Reply To: Artistic Origins, with Professor Andrew Gurevich
Andy,
Thank you so much for your rich, detailed, elegant reply to my initial questions. It’s a joy to read, and re-read, savoring every sentence, every paragraph, and then taking the time to absorb the thoughts you share, allowing them to sink in and simmer on the periphery of consciousness for a few days
. . . which is part of the reason it has taken me so long to respond – that, plus my tendency towards excessive verbosity, which can sometimes drown out other voices – so I thought I would hang back for a bit and give others a chance to speak first.
You write
As for the role of ritual in enabling the individual to participate fully in the mysterium tremendum, some wonderful insights come to us from the world of anthropology. I work with a research organization called The Society for the Anthropology of Consciousness. Our work is centered on exploring all of the ways humans interact with, define, engage, and interpret the contours of individual and collective consciousness. And several of our founders were insistent on the vital role of direct experience in the process of encountering and relating to nonlocal consciousness. In other words, the vital role of ritual in the process of the transformation of self. Scholars from our group like Edith Turner and Carlos Castaneda insisted that many of the deepest truths of our human journey could not be understood unless directly experienced. To know them intellectually was only a small part of encountering their full transformative potential.”
Intriguing to me how the study of mythology has come to be so closely associated with depth psychology today (understandably so, given Jung’s earnest attention to the archetypal imagery of myth), yet often glosses over the contributions of anthropology – a mistake Joseph Campbell does not make; in fact, his identification of the Hero’s Journey trajectory recurring throughout the myths of so many different cultures owes much to ethnographer/folklorist/cultural anthropologist Arnold van Gennep’s 1909 work, Les Rites de Passage (Rites of Passage); on a related note, Victor Turner is one anthropologist whose fieldwork among the Ndembu in Zambia (e.g. The Ritual Process: Structure and Anti-Structure) independently arrives at – and serves to confirm – many of the same observations, though without seeming to take any notice of Campbell’s work.
Your observations in your reply to Mythicwarrior, re the intersection of dreams and culture, also relates to the above. I have a whole shelf of volumes on dreams and dreamwork, most written either by Jungians (and a couple Freudians, including, of course, Sigmund himself) or lay people heavily influenced by Jung – but one of my favorites is a collection of essays published by the School of American Research and edited by Barbara Tedlock (Distinguished Professor of Anthropology at SUNY, Buffalo), titled Dreaming: Anthropological and Psychological Interpretations: eleven anthropologist share papers describing their observations of how indigenous peoples, from the Zuni in New Mexico to the Kalapalo of Brazil or the Sambia in Papua New Guinea, experience, share, and work with (or sometimes ignore) dream experiences (which are often closely entwined with their mythologies).

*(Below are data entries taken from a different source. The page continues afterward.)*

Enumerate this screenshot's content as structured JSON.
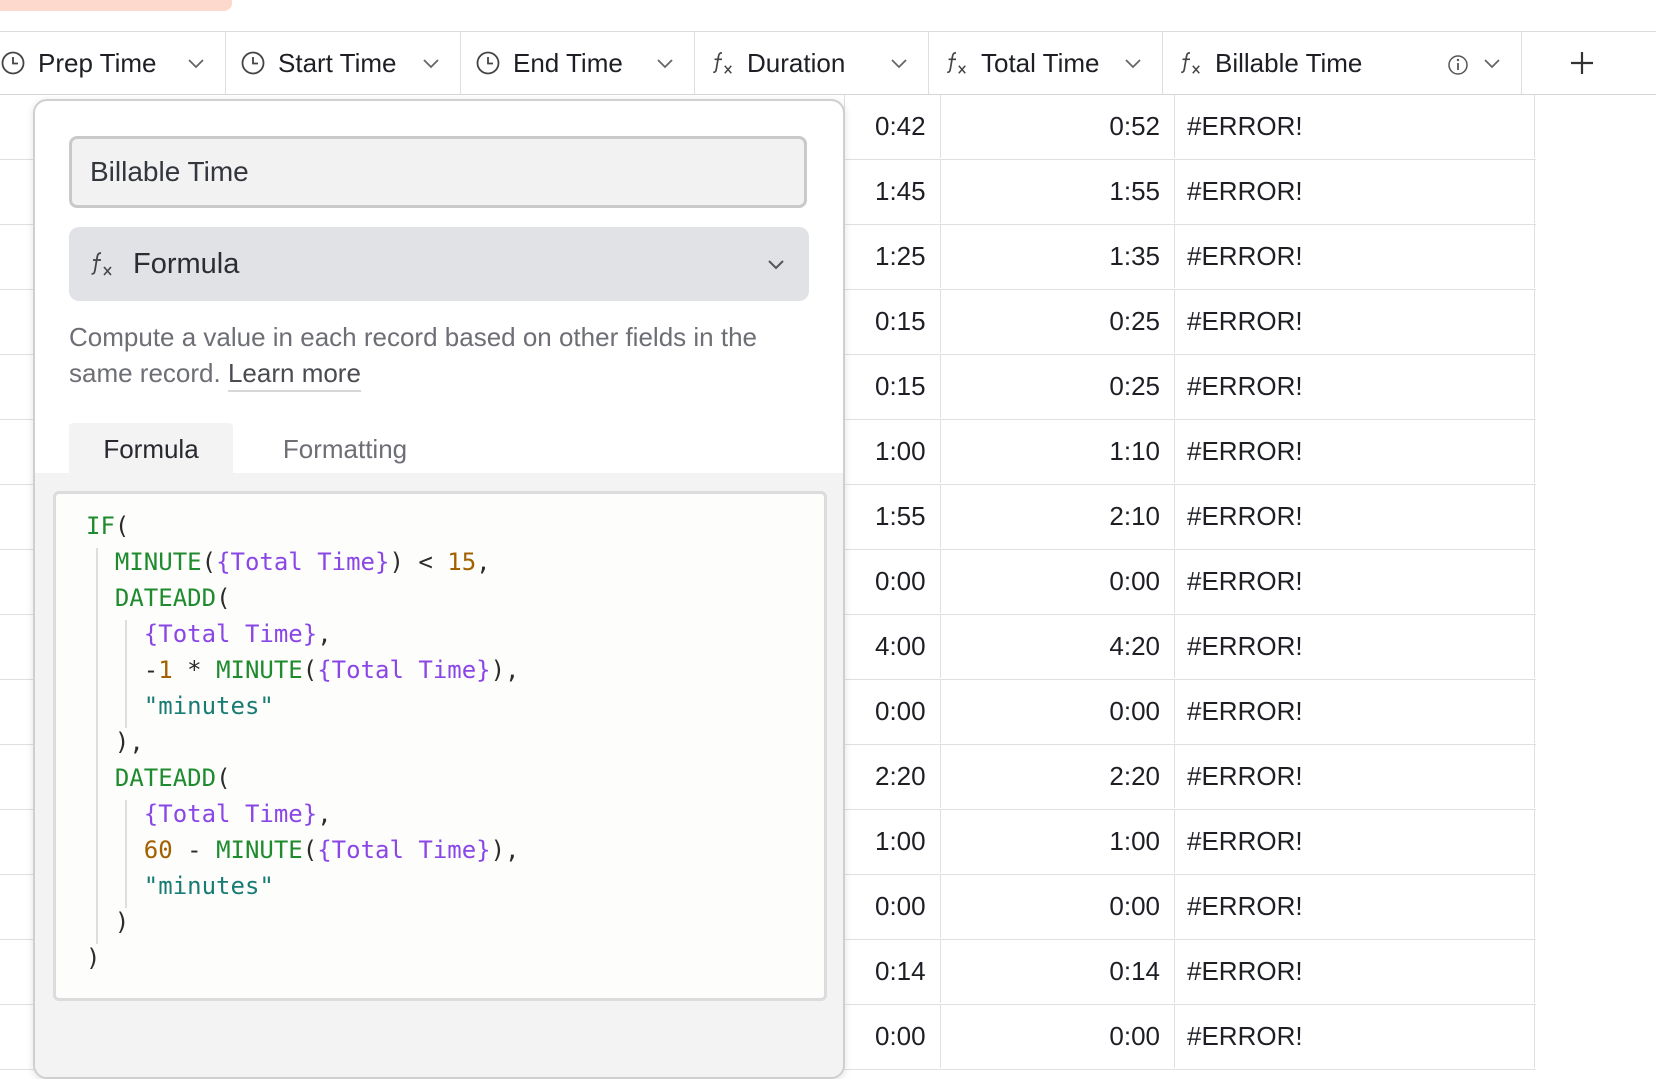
{
  "columns": [
    {
      "name": "col-prep-time",
      "label": "Prep Time",
      "icon": "clock-icon",
      "width": 240
    },
    {
      "name": "col-start-time",
      "label": "Start Time",
      "icon": "clock-icon",
      "width": 235
    },
    {
      "name": "col-end-time",
      "label": "End Time",
      "icon": "clock-icon",
      "width": 234
    },
    {
      "name": "col-duration",
      "label": "Duration",
      "icon": "formula-icon",
      "width": 234
    },
    {
      "name": "col-total-time",
      "label": "Total Time",
      "icon": "formula-icon",
      "width": 234
    },
    {
      "name": "col-billable-time",
      "label": "Billable Time",
      "icon": "formula-icon",
      "width": 359
    }
  ],
  "add_column_icon": "plus-icon",
  "rows": [
    {
      "duration": "0:42",
      "total": "0:52",
      "billable": "#ERROR!"
    },
    {
      "duration": "1:45",
      "total": "1:55",
      "billable": "#ERROR!"
    },
    {
      "duration": "1:25",
      "total": "1:35",
      "billable": "#ERROR!"
    },
    {
      "duration": "0:15",
      "total": "0:25",
      "billable": "#ERROR!"
    },
    {
      "duration": "0:15",
      "total": "0:25",
      "billable": "#ERROR!"
    },
    {
      "duration": "1:00",
      "total": "1:10",
      "billable": "#ERROR!"
    },
    {
      "duration": "1:55",
      "total": "2:10",
      "billable": "#ERROR!"
    },
    {
      "duration": "0:00",
      "total": "0:00",
      "billable": "#ERROR!"
    },
    {
      "duration": "4:00",
      "total": "4:20",
      "billable": "#ERROR!"
    },
    {
      "duration": "0:00",
      "total": "0:00",
      "billable": "#ERROR!"
    },
    {
      "duration": "2:20",
      "total": "2:20",
      "billable": "#ERROR!"
    },
    {
      "duration": "1:00",
      "total": "1:00",
      "billable": "#ERROR!"
    },
    {
      "duration": "0:00",
      "total": "0:00",
      "billable": "#ERROR!"
    },
    {
      "duration": "0:14",
      "total": "0:14",
      "billable": "#ERROR!"
    },
    {
      "duration": "0:00",
      "total": "0:00",
      "billable": "#ERROR!"
    }
  ],
  "panel": {
    "field_name": "Billable Time",
    "field_type": "Formula",
    "description": "Compute a value in each record based on other fields in the same record.",
    "learn_more": "Learn more",
    "tabs": [
      "Formula",
      "Formatting"
    ],
    "active_tab": "Formula",
    "formula_lines": [
      [
        {
          "t": "IF",
          "c": "fn"
        },
        {
          "t": "(",
          "c": "pun"
        }
      ],
      [
        {
          "t": "  "
        },
        {
          "t": "MINUTE",
          "c": "fn"
        },
        {
          "t": "(",
          "c": "pun"
        },
        {
          "t": "{Total Time}",
          "c": "fld"
        },
        {
          "t": ") < ",
          "c": "pun"
        },
        {
          "t": "15",
          "c": "num"
        },
        {
          "t": ",",
          "c": "pun"
        }
      ],
      [
        {
          "t": "  "
        },
        {
          "t": "DATEADD",
          "c": "fn"
        },
        {
          "t": "(",
          "c": "pun"
        }
      ],
      [
        {
          "t": "    "
        },
        {
          "t": "{Total Time}",
          "c": "fld"
        },
        {
          "t": ",",
          "c": "pun"
        }
      ],
      [
        {
          "t": "    "
        },
        {
          "t": "-",
          "c": "pun"
        },
        {
          "t": "1",
          "c": "num"
        },
        {
          "t": " * ",
          "c": "pun"
        },
        {
          "t": "MINUTE",
          "c": "fn"
        },
        {
          "t": "(",
          "c": "pun"
        },
        {
          "t": "{Total Time}",
          "c": "fld"
        },
        {
          "t": "),",
          "c": "pun"
        }
      ],
      [
        {
          "t": "    "
        },
        {
          "t": "\"minutes\"",
          "c": "str"
        }
      ],
      [
        {
          "t": "  "
        },
        {
          "t": "),",
          "c": "pun"
        }
      ],
      [
        {
          "t": "  "
        },
        {
          "t": "DATEADD",
          "c": "fn"
        },
        {
          "t": "(",
          "c": "pun"
        }
      ],
      [
        {
          "t": "    "
        },
        {
          "t": "{Total Time}",
          "c": "fld"
        },
        {
          "t": ",",
          "c": "pun"
        }
      ],
      [
        {
          "t": "    "
        },
        {
          "t": "60",
          "c": "num"
        },
        {
          "t": " - ",
          "c": "pun"
        },
        {
          "t": "MINUTE",
          "c": "fn"
        },
        {
          "t": "(",
          "c": "pun"
        },
        {
          "t": "{Total Time}",
          "c": "fld"
        },
        {
          "t": "),",
          "c": "pun"
        }
      ],
      [
        {
          "t": "    "
        },
        {
          "t": "\"minutes\"",
          "c": "str"
        }
      ],
      [
        {
          "t": "  "
        },
        {
          "t": ")",
          "c": "pun"
        }
      ],
      [
        {
          "t": ")",
          "c": "pun"
        }
      ]
    ]
  }
}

Many of these essays, at least to my mind, go beyond Jung – not to diss Carl Jung’s contributions, which have brought dreams out of the shadows and legitimatized this field of study in the modern world – but these are cultures that have been working with dreams for hundreds if not thousands of years. Understanding, at least to the limited degree I am able, how different cultures have worked with, ritualized, and embodied the imagery they encounter in dream has helped enhance the way I engage my own dream images.
In another post I’d like to follow-up on a few of your observations, but I’d like to take a personal turn here and ask what first drew you to the field of anthropology? How much of your choice was conscious, and how much serendipity? And was your initial focus on “exploring all of the ways humans interact with, define, engage, and interpret the contours of individual and collective consciousness,” or did that emerge gradually over time for you?

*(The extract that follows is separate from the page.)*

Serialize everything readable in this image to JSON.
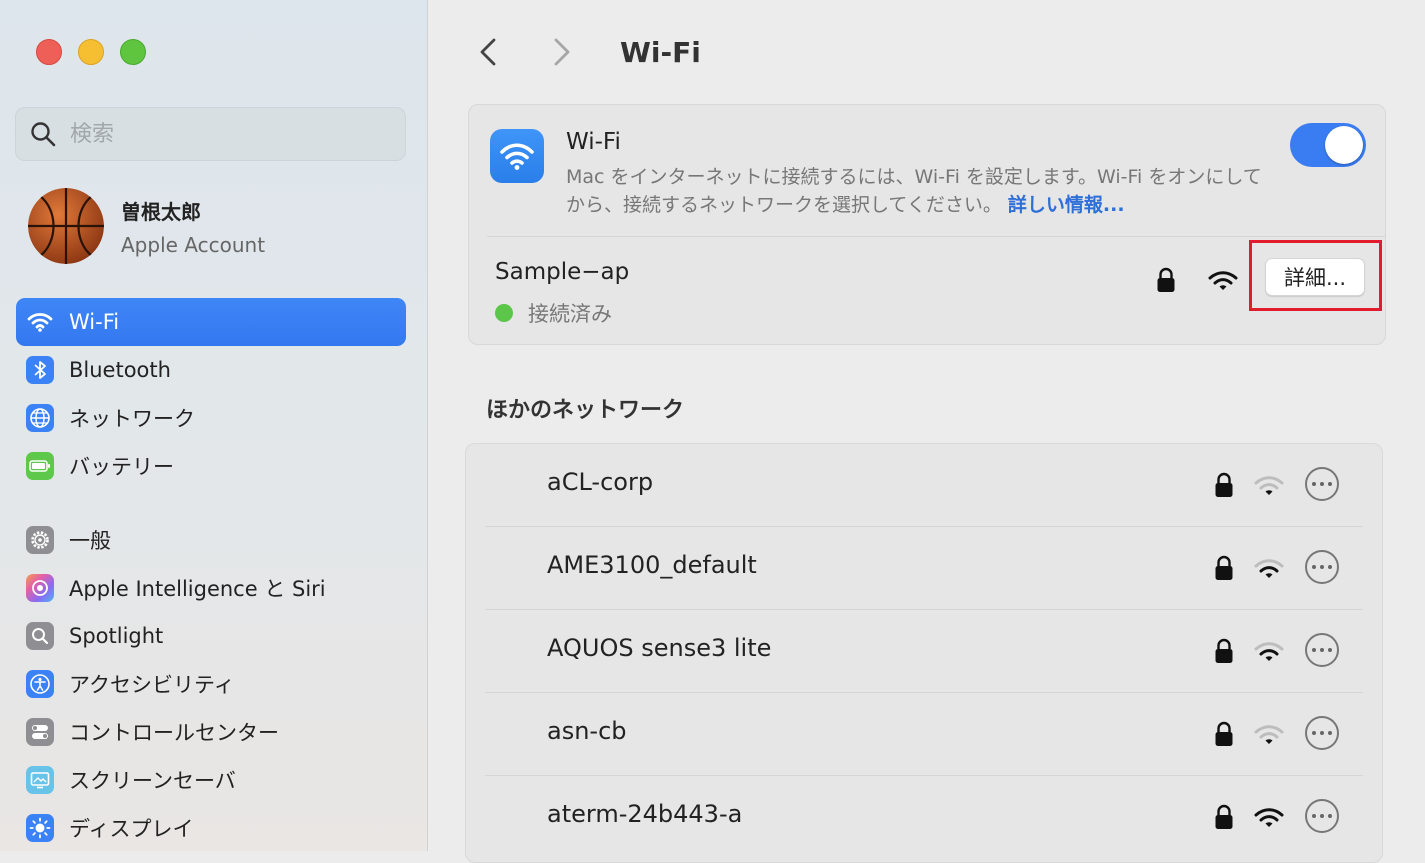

I hope you don’t mind the personal questions – but, since we are all drawn here because of Joseph Campbell’s inspiration, I’m trusting taking a brief tangent into how you discovered and followed your bliss (e.g., was it full blown from the beginning, or did it slowly dawn on you as you followed bits and pieces into your future) might shed some light on an important but much misunderstood Campbellian insight.